I tried to “read” the MRI but it was impossible, so until my follow up with Dr. Kuhn I continued to google my symptoms and go down the Web MD rabbit hole (which I do not recommend for any sane person). Thanks to technology logged onto Jefferson Radiology’s online portal and read my results which were

Abnormal findings in the right common hamstring tendon origin, from mild to moderate tendinosis and probably component of partial tearing

Jefferson Radiology – June 5, 2020

Within 2 minutes of reading the report, the running czar (aka Mark) told me I had to “shut it down” until I saw the doctor

Side Lined (& Platelet-Rich Plasma Therapy – PRP)

Unfortunately (or fortunately) I had already self diagnosed myself so the MRI result was the icing on the “injury” cake for me. Dr. Kuhn confirmed the results and pin pointed my tear within moments of pulling up the images.

My tear, he indicated, was “in the spectrum between a strain and a full tear”. Great! My options were – do nothing (aka no more running); have a cortisone injection; undergo a Platelet-Rich Plasma (PRP) therapy; or have surgery.

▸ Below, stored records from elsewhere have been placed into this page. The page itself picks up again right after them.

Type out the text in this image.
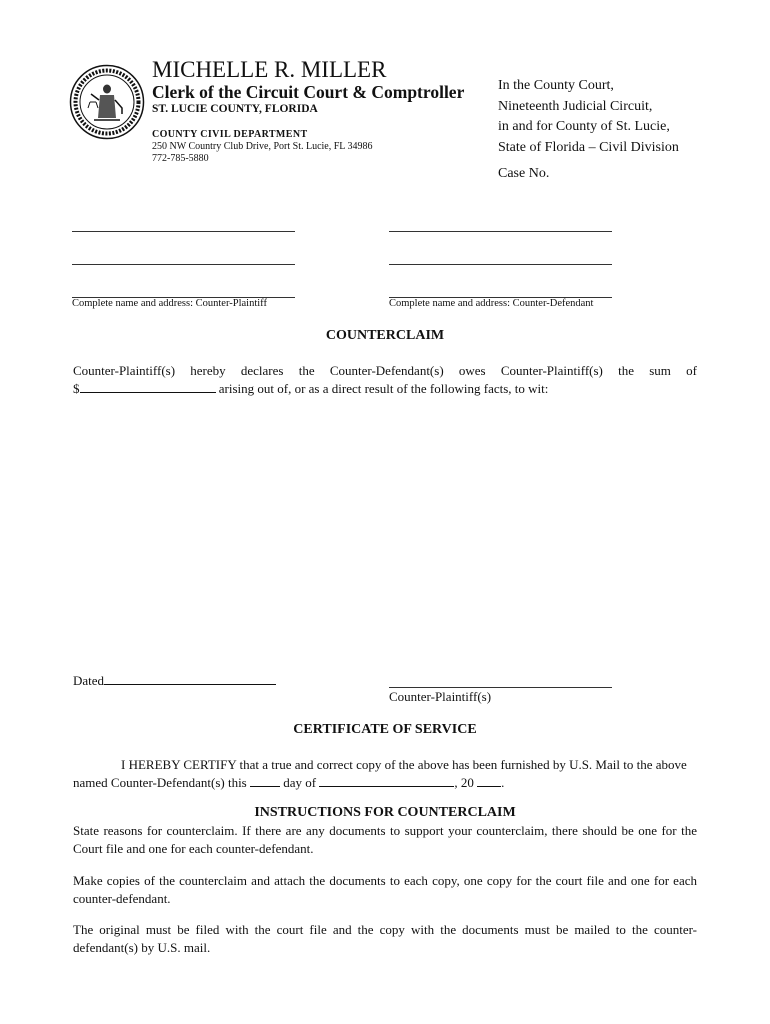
MICHELLE R. MILLER
Clerk of the Circuit Court & Comptroller
ST. LUCIE COUNTY, FLORIDA
COUNTY CIVIL DEPARTMENT
250 NW Country Club Drive, Port St. Lucie, FL 34986
772-785-5880
In the County Court,
Nineteenth Judicial Circuit,
in and for County of St. Lucie,
State of Florida – Civil Division
Case No.
Complete name and address: Counter-Plaintiff	Complete name and address: Counter-Defendant
COUNTERCLAIM
Counter-Plaintiff(s) hereby declares the Counter-Defendant(s) owes Counter-Plaintiff(s) the sum of
$	arising out of, or as a direct result of the following facts, to wit:
Dated
Counter-Plaintiff(s)
CERTIFICATE OF SERVICE
I HEREBY CERTIFY that a true and correct copy of the above has been furnished by U.S. Mail to the above named Counter-Defendant(s) this	day of	, 20 .
INSTRUCTIONS FOR COUNTERCLAIM
State reasons for counterclaim. If there are any documents to support your counterclaim, there should be one for the Court file and one for each counter-defendant.
Make copies of the counterclaim and attach the documents to each copy, one copy for the court file and one for each counter-defendant.
The original must be filed with the court file and the copy with the documents must be mailed to the counter-defendant(s) by U.S. mail.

The cortisone injection is palliative in that it would “calm down” the inflamed area so that the body can start healing itself. PRP therapy has had some great results (yes I did my research). Basically the doctor takes a vial of your blood and spins it down separating the good (platelets) from the rest of the blood. Your platelets are then injected into the injured area and the hope is that the platelets break down and release growth factors to trigger your body’s healing process by helping the injured cells repair and renew. On the downside, I have to pay for this therapy out of pocket. The last, and most invasive option, is surgery. Recovery time is long and I would have to be on crutches AND an immobilizer for a considerable period of time.

I did undergo a cortisone injection but after 3 weeks of no relief I headed back to Dr.Kuhn. He agreed that if I did not feel any relief after 3 weeks, an additional injection would not be helpful. So, as I am really, really trying to avoid surgery, I decided to try PRP therapy.

Moving Forward…

As I write this blog post I have actually undergone my first PRP injection. I plan to document my progress since it was hard to find personal testimonies on how they fared.

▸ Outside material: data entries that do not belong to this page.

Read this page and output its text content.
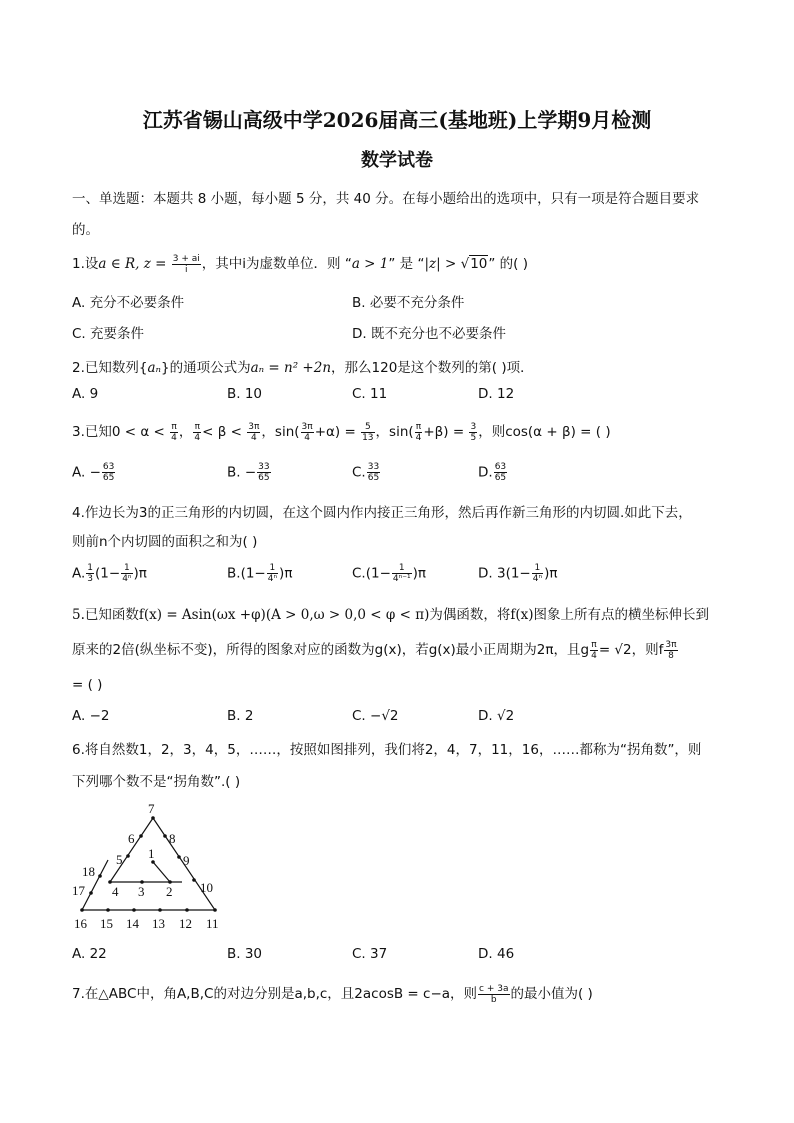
江苏省锡山高级中学2026届高三(基地班)上学期9月检测
数学试卷
一、单选题：本题共 8 小题，每小题 5 分，共 40 分。在每小题给出的选项中，只有一项是符合题目要求
的。
1.设a ∈ R, $z = \frac{3 + ai}{i}$ ，其中i为虚数单位．则 “a > 1” 是 “|z| > √10” 的( )
A. 充分不必要条件	B. 必要不充分条件
C. 充要条件	D. 既不充分也不必要条件
2.已知数列{aₙ}的通项公式为aₙ = n² +2n，那么120是这个数列的第( )项．
A. 9	B. 10	C. 11	D. 12
3.已知$0 < \alpha < \frac{\pi}{4}$ ， $\frac{\pi}{4} < \beta < \frac{3\pi}{4}$ ，$\sin( \frac{3\pi}{4} +\alpha) = \frac{5}{13}$ ，$\sin( \frac{\pi}{4} +\beta) = \frac{3}{5}$ ，则cos(α + β) = ( )
A. − $\frac{63}{65}$	B. − $\frac{33}{65}$	C. $\frac{33}{65}$	D. $\frac{63}{65}$
4.作边长为3的正三角形的内切圆，在这个圆内作内接正三角形，然后再作新三角形的内切圆.如此下去，
则前n个内切圆的面积之和为( )
A. $\frac{1}{3} (1- \frac{1}{\text{4ⁿ}} )\pi$	$B.(1- \frac{1}{\text{4ⁿ}} )\pi$	$C.(1- \frac{1}{\text{4ⁿ⁻¹}} )\pi$	D. $3(1- \frac{1}{\text{4ⁿ}} )\pi$
5.已知函数f(x) = Asin(ωx +φ)(A > 0,ω > 0,0 < φ < π)为偶函数，将f(x)图象上所有点的横坐标伸长到
原来的2倍(纵坐标不变)，所得的图象对应的函数为g(x)，若g(x)最小正周期为2π，且g $\frac{\pi}{4} = √2$，则f $\frac{3\pi}{8}$
= ( )
A. −2	B. 2	C. −√2	D. √2
6.将自然数1，2，3，4，5，……，按照如图排列，我们将2，4，7，11，16，……都称为“拐角数”，则
下列哪个数不是“拐角数”.( )
7
6	8
5 1 9
18
4 3 2 10
17
16 15 14 13 12 11
A. 22	B. 30	C. 37	D. 46
7.在△ABC中，角A,B,C的对边分别是a,b,c，且2acosB = c−a，则 $\frac{c + 3a}{b}$ 的最小值为( )
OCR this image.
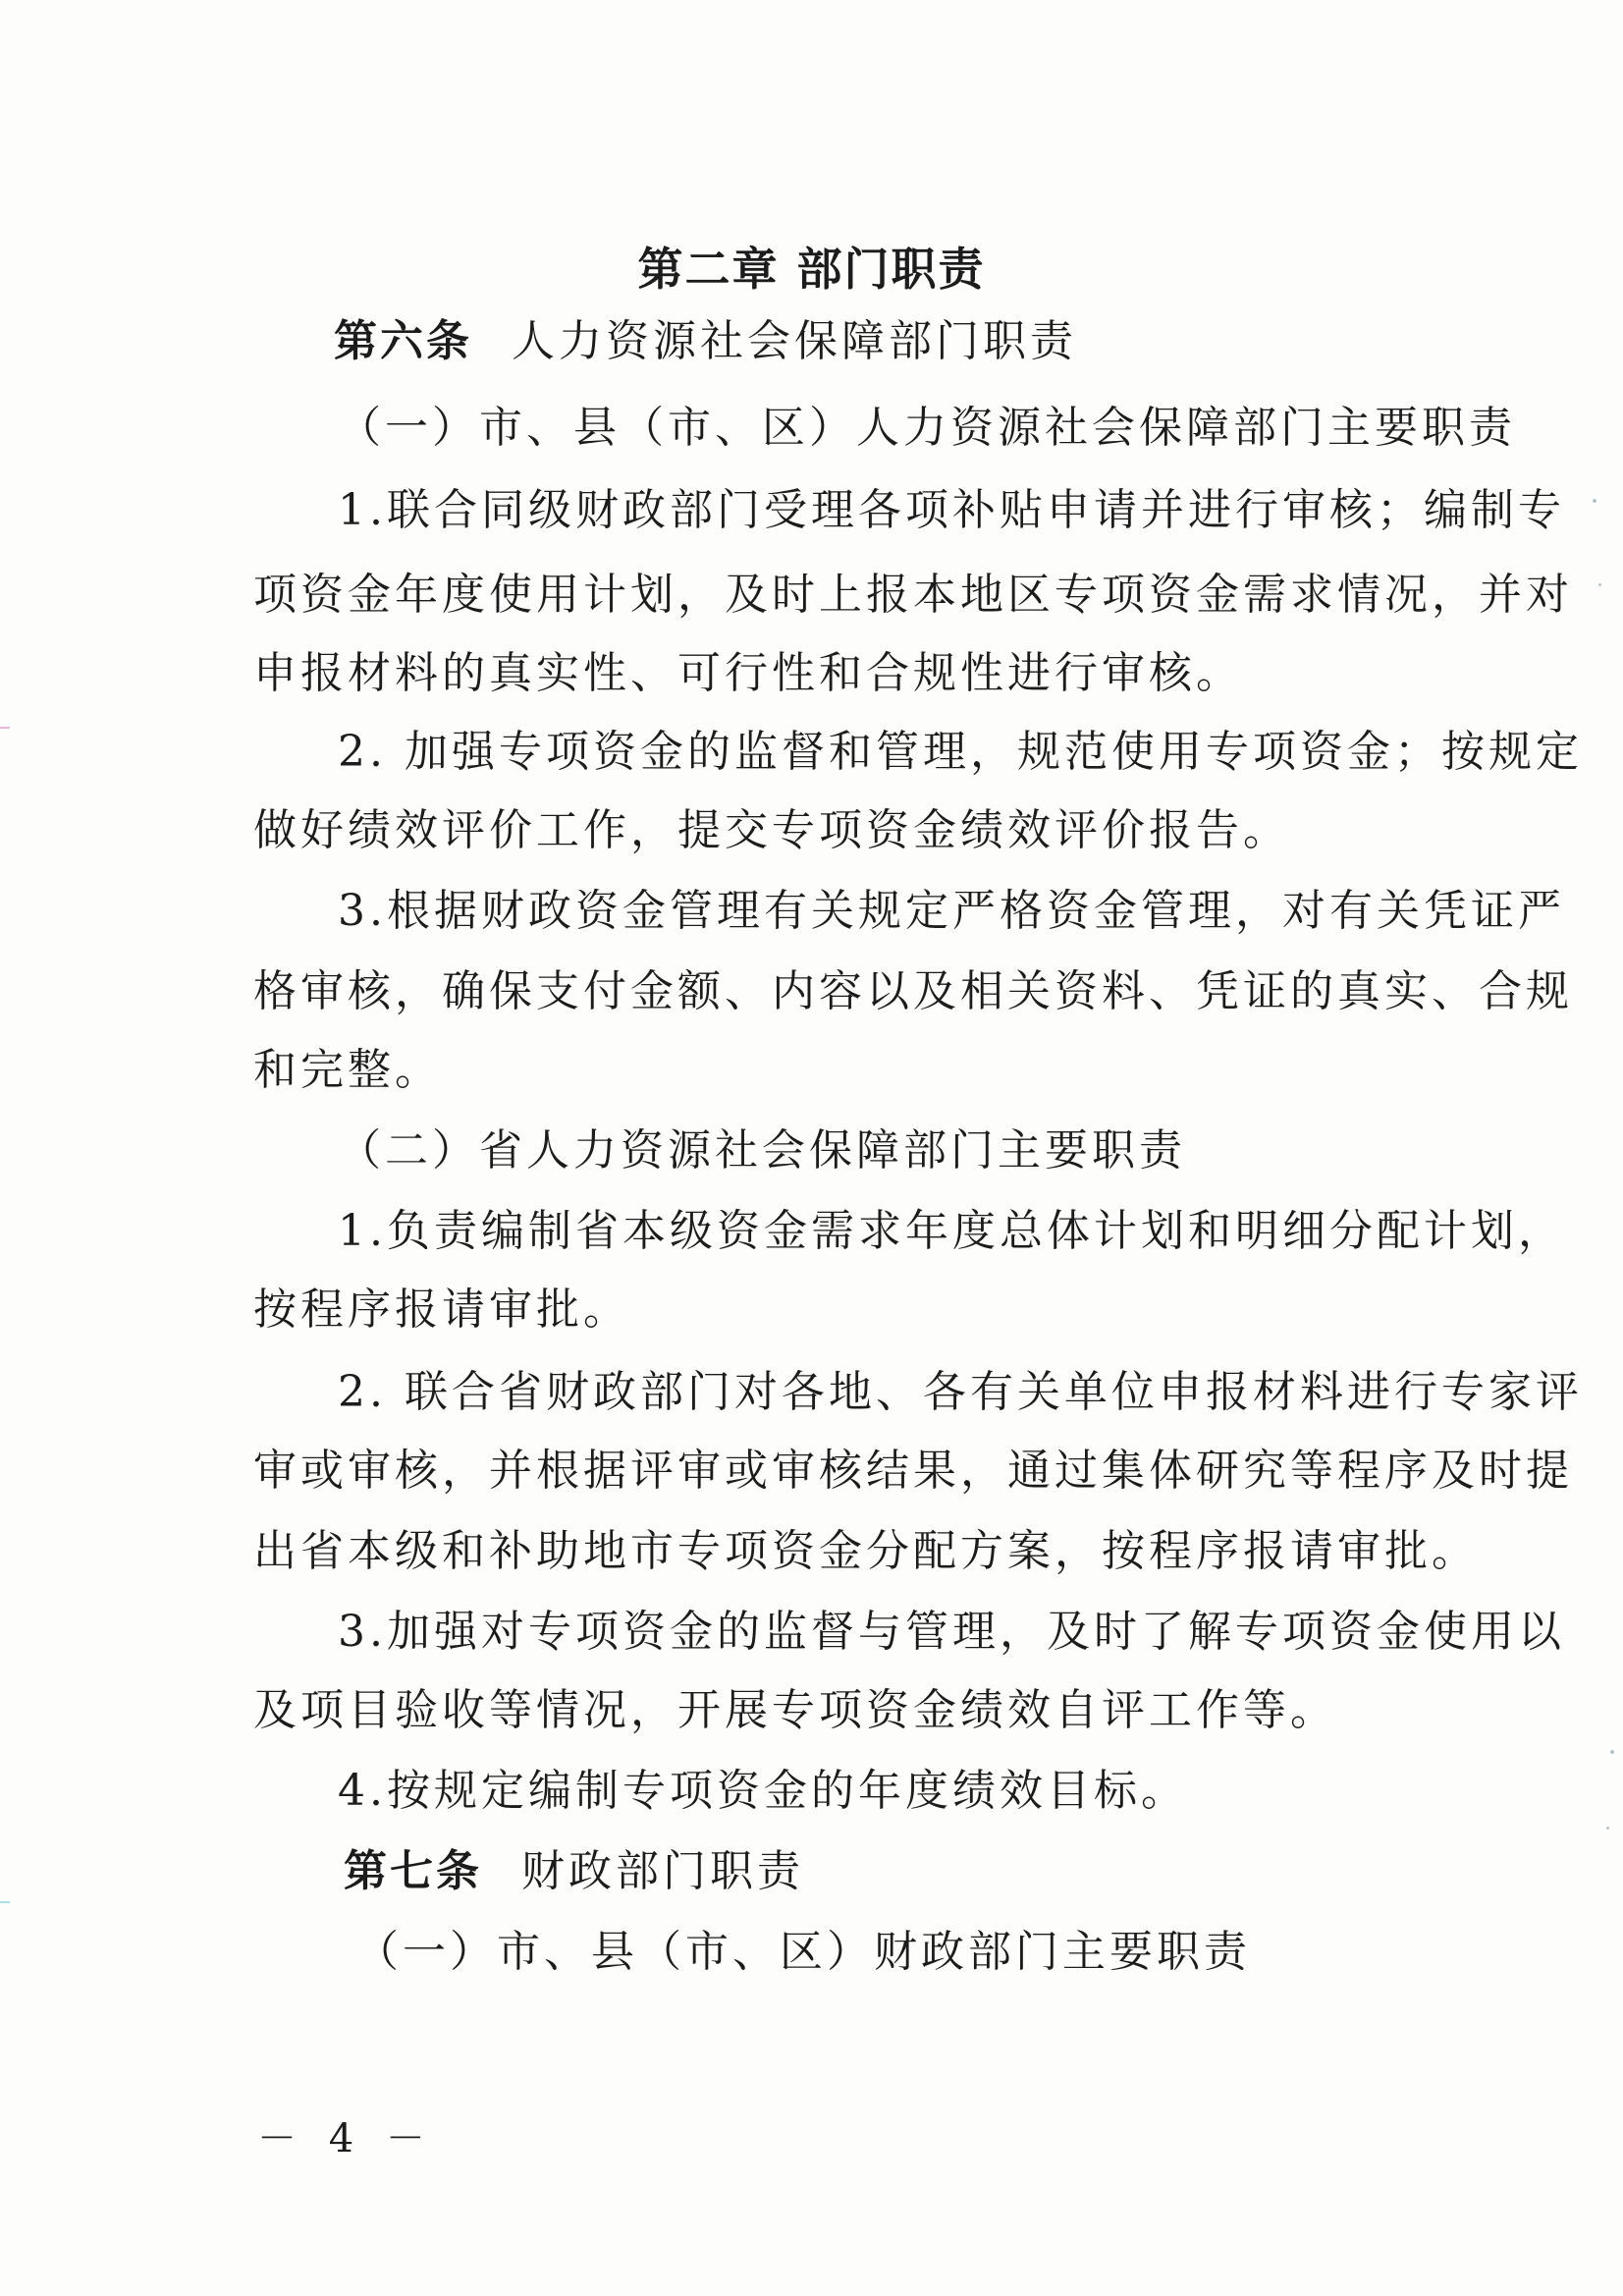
第二章 部门职责
第六条 人力资源社会保障部门职责
（一）市、县（市、区）人力资源社会保障部门主要职责
1.联合同级财政部门受理各项补贴申请并进行审核；编制专
项资金年度使用计划，及时上报本地区专项资金需求情况，并对
申报材料的真实性、可行性和合规性进行审核。
2. 加强专项资金的监督和管理，规范使用专项资金；按规定
做好绩效评价工作，提交专项资金绩效评价报告。
3.根据财政资金管理有关规定严格资金管理，对有关凭证严
格审核，确保支付金额、内容以及相关资料、凭证的真实、合规
和完整。
（二）省人力资源社会保障部门主要职责
1.负责编制省本级资金需求年度总体计划和明细分配计划，
按程序报请审批。
2. 联合省财政部门对各地、各有关单位申报材料进行专家评
审或审核，并根据评审或审核结果，通过集体研究等程序及时提
出省本级和补助地市专项资金分配方案，按程序报请审批。
3.加强对专项资金的监督与管理，及时了解专项资金使用以
及项目验收等情况，开展专项资金绩效自评工作等。
4.按规定编制专项资金的年度绩效目标。
第七条 财政部门职责
（一）市、县（市、区）财政部门主要职责
－ 4 －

So that’s it in a nutshell – I have not run in about 45 days and now that I have undergone my first PRP injection I have been told, with the exception of walking, there is to be NO EXERCISE for at least 3 weeks. UGH

BUT if PRP therapy it helps me heal my hamstring and therefore avoid surgery its a small price to pay.

Some well meaning people have told me that maybe I should find a new activity and that may be true but at this point I just want to sit down and run a couple of easy miles without any pain or discomfort.